The suit charges that Hancock illegally used steep pay raises to reward Chief Executive David D’Alessandro and four other top managers for taking the company public in 2000.
The lawsuit was brought on behalf of Aaron Landy Jr., a shareholder from Southlake, Texas, by Boston attorney Jason Adkins, a frequent Hancock critic.
Court papers filed by Adkins cite recent criticism of Hancock by life insurance industry financial analysts, charging that Hancock directors this year awarded top executives what they said was the highest pay in the industry despite a 15% drop in Hancock’s net income and a 32% decline in Hancock’s share price.
Hancock’s compensation committee chairman stated recently that the raise was given at least partly to reward the executives for Hancock’s strong stock performance in the first year after its initial public offering, the lawsuit charges.
The suit maintains that the company’s plan of reorganization specifically excluded rewarding executives for company performance in the year following its demutualization.
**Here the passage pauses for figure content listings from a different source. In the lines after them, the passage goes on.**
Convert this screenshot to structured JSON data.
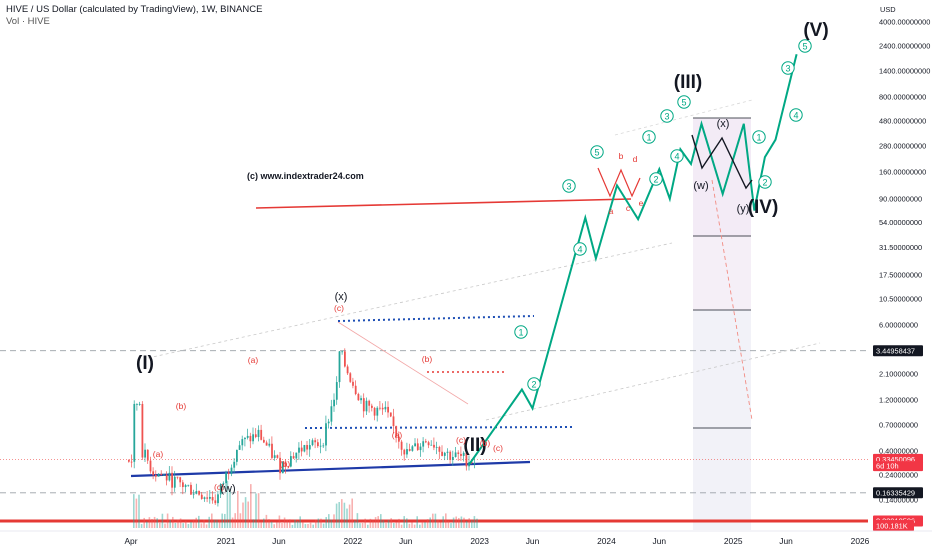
{
  "header": {
    "title": "HIVE / US Dollar (calculated by TradingView), 1W, BINANCE",
    "subtitle": "Vol · HIVE"
  },
  "watermark": "(c) www.indextrader24.com",
  "colors": {
    "up": "#26a69a",
    "down": "#ef5350",
    "projection": "#00a884",
    "wave_label": "#131722",
    "sub_wave_label": "#e53935",
    "resistance": "#e53935",
    "support_blue": "#1e3aa8",
    "dotted_blue": "#1e4fb5",
    "axis_bg": "#ffffff",
    "price_badge": "#f23645",
    "level_badge": "#131722"
  },
  "chart_data": {
    "type": "candlestick",
    "title": "HIVE / US Dollar (calculated by TradingView), 1W, BINANCE",
    "y_axis_unit": "USD",
    "y_scale": "log",
    "yticks": [
      "4000.00000000",
      "2400.00000000",
      "1400.00000000",
      "800.00000000",
      "480.00000000",
      "280.00000000",
      "160.00000000",
      "90.00000000",
      "54.00000000",
      "31.50000000",
      "17.50000000",
      "10.50000000",
      "6.00000000",
      "3.60000000",
      "2.10000000",
      "1.20000000",
      "0.70000000",
      "0.40000000",
      "0.24000000",
      "0.14000000"
    ],
    "ytick_values": [
      4000,
      2400,
      1400,
      800,
      480,
      280,
      160,
      90,
      54,
      31.5,
      17.5,
      10.5,
      6,
      3.6,
      2.1,
      1.2,
      0.7,
      0.4,
      0.24,
      0.14
    ],
    "xticks": [
      "Apr",
      "2021",
      "Jun",
      "2022",
      "Jun",
      "2023",
      "Jun",
      "2024",
      "Jun",
      "2025",
      "Jun",
      "2026"
    ],
    "xtick_dates": [
      "2020-04",
      "2021-01",
      "2021-06",
      "2022-01",
      "2022-06",
      "2023-01",
      "2023-06",
      "2024-01",
      "2024-06",
      "2025-01",
      "2025-06",
      "2026-01"
    ],
    "price_labels": [
      {
        "text": "3.44958437",
        "value": 3.44958437,
        "style": "level"
      },
      {
        "text": "0.33450096",
        "value": 0.33450096,
        "style": "current"
      },
      {
        "text": "6d 10h",
        "value": 0.29,
        "style": "countdown"
      },
      {
        "text": "0.16335429",
        "value": 0.16335429,
        "style": "level"
      },
      {
        "text": "0.08918506",
        "value": 0.08918506,
        "style": "current"
      }
    ],
    "volume_label": "100.181K",
    "price_history": {
      "dates": [
        "2020-04",
        "2020-06",
        "2020-08",
        "2020-10",
        "2020-12",
        "2021-02",
        "2021-04",
        "2021-06",
        "2021-08",
        "2021-10",
        "2021-12",
        "2022-02",
        "2022-04",
        "2022-06",
        "2022-08",
        "2022-10",
        "2022-12"
      ],
      "close": [
        0.62,
        0.26,
        0.21,
        0.17,
        0.14,
        0.45,
        0.58,
        0.29,
        0.42,
        0.48,
        2.7,
        1.05,
        0.92,
        0.38,
        0.52,
        0.37,
        0.33
      ]
    },
    "projection_path": {
      "dates": [
        "2022-12",
        "2023-05",
        "2023-06",
        "2023-11",
        "2023-12",
        "2024-02",
        "2024-04",
        "2024-06",
        "2024-07",
        "2024-08",
        "2024-09",
        "2024-10",
        "2024-12",
        "2025-02",
        "2025-03",
        "2025-04",
        "2025-05",
        "2025-07"
      ],
      "prices": [
        0.3,
        1.5,
        1.0,
        60,
        25,
        120,
        58,
        170,
        90,
        260,
        190,
        450,
        100,
        450,
        70,
        220,
        320,
        2000
      ]
    },
    "horizontal_levels": [
      3.44958437,
      0.16335429,
      0.08918506,
      0.33450096
    ],
    "wave_labels": {
      "primary": [
        "(I)",
        "(II)",
        "(III)",
        "(IV)",
        "(V)"
      ],
      "intermediate": [
        "(x)",
        "(w)",
        "(x)",
        "(w)",
        "(y)"
      ],
      "sub_waves": [
        "(a)",
        "(b)",
        "(c)",
        "(a)",
        "(b)",
        "(c)",
        "(a)",
        "(b)",
        "(c)",
        "(b)",
        "(c)",
        "(a)",
        "(b)",
        "(c)"
      ],
      "impulse_numbers": [
        "1",
        "2",
        "3",
        "4",
        "5"
      ],
      "triangle": [
        "a",
        "b",
        "c",
        "d",
        "e"
      ]
    }
  }
}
“Moreover, the directors directly benefited from the same improper conduct by ? accepting significant compensation, including a substantial increase over the prior year, based on Hancock’s stock performance during the prohibited one-year period,” the suit says.
In a statement, Hancock says it intends “to defend [against] this nuisance lawsuit vigorously.”
None of Hancock’s officers was compensated for the IPO during Hancock’s first year of operation as a publicly traded company, Hancock says.
“The compensation committee made its decisions independently, and all of those decisions were permissible and appropriate under the plan of demutualization,” Hancock says.